Tudo isso para anunciar que a assistente Alexa está mais inteligente — para livrar a ferramenta da fama recente de “burra”, a Amazon usou LLMs que a tornam numa espécie de ChatGPT ativado por voz. Ou seja, ampliou a capacidade conversacional e passou a entender melhor contexto. É um avanço muito bem-vindo, já que assistentes do tipo foram colocados em xeque após o lançamento do chatbot da OpenAI.
Já o Google está, desde fevereiro, quando anunciou o assistente Bard, tentando correr atrás da OpenAI. Embora seja uma das principais forças em IA no mundo, a companhia relutava em tornar pública uma ferramenta como o ChatGPT — um dos temores era sobre o uso irresponsável e as alucinações (respostas erradas ou que fogem do bom senso) produzidos pela tecnologia.
O Google chegou a mostrar avanços em relação ao ChatGPT: o Bard, por exemplo, teve acesso à internet, citação de fontes e capacidade multimodal (ou seja, entende de imagens, além de textos). Mas não conseguiu incomodar a OpenAI a ponto de inverter o jogo.
Outros dois gigantes adotaram posturas antagônicas. A Microsoft, que investiu US$ 13 bilhões na OpenAI desde 2019, reforçou a parceria e passou a incorporar os sistemas de IA em uma série de produtos, como o Bing, o Windows e o pacote Office - isso permitiu à companhia comandada por Satya Nadella a oferecer o seu próprio chatbot inteligente, algo que não parecia estar na rota da companhia até o começo deste ano.

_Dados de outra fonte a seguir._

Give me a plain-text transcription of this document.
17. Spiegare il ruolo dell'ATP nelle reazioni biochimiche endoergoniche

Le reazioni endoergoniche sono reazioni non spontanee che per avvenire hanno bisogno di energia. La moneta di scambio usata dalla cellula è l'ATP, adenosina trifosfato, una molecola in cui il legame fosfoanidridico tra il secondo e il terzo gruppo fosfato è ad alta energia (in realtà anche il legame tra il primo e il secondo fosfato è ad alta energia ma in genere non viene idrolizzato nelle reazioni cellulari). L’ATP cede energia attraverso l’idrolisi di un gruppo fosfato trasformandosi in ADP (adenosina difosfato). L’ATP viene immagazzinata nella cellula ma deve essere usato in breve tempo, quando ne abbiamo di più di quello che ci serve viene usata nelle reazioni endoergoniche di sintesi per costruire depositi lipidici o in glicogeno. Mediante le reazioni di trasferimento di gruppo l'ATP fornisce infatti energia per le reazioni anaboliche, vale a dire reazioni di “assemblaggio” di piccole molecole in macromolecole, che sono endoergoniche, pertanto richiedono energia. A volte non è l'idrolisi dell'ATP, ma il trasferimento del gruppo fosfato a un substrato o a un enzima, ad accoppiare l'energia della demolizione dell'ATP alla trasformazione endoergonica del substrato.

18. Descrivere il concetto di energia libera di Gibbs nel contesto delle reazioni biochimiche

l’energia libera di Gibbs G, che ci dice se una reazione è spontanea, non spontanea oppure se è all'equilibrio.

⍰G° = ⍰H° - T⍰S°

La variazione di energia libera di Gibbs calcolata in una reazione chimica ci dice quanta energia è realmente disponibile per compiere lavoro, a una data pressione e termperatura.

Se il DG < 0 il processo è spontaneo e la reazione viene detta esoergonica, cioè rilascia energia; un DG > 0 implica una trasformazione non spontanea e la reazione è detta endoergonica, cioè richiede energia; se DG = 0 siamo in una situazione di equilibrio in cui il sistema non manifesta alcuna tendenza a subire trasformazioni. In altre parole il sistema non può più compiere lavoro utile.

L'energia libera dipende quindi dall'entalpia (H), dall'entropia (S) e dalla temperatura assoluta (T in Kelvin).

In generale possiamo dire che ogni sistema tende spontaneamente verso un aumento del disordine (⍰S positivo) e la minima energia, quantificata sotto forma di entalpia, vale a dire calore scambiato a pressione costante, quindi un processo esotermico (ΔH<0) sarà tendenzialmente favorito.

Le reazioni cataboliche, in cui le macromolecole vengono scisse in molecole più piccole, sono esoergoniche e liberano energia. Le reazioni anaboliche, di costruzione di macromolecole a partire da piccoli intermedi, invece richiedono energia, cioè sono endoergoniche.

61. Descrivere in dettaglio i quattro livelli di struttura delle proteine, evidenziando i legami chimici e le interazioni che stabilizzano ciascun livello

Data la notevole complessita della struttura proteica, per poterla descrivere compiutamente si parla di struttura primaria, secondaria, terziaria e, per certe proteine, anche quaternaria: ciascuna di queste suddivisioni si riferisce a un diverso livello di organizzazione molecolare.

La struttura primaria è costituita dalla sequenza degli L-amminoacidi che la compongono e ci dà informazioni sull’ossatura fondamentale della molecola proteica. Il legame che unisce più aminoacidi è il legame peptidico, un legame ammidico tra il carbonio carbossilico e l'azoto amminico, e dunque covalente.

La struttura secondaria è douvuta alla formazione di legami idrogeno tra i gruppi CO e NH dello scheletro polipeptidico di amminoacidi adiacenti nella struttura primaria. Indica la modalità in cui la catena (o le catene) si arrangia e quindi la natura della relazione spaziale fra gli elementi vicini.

Já a Apple parece fingir que nada está acontecendo — está até evitando usar o termo “inteligência artificial” em suas apresentações. No entanto, a Bloomberg afirma que a dona do iPhone está desenvolvendo tecnologia para competir com o ChatGPT, que teria sido apelidada internamente de “AppleGPT”.
ChatGPT segue avançando
Mesmo com as movimentações de cinco gigantes, a OpenAI fez três anúncios recentes para o seu chatbot que elevam o nível da disputa. O ChatGPT vai ser capaz de gerar imagens a partir de comandos de texto, após receber integração com o DALL-E 3, nova versão da IA “desenhista” da OpenAI.
O chatbot também terá multimodalidade ampla. Ou seja, vai entender texto, imagens e áudio, o que torna a ferramenta uma competidora completa contra a Alexa e o Bard. Por fim, o robô vai ter navegação em tempo real na internet para respostas atualizadas — uma das maiores críticas ao ChatGPT era de que sua base de dados era limitada até 2021. Isso torna o chatbot em uma ameaça real para o Google.
Dessa maneira, em apenas 10 meses, a OpenAI mudou a paisagem tecnológica dominada há mais de uma década pelas mesmas cinco empresas. E nada dá sinais de que as coisas voltarão como eram antes.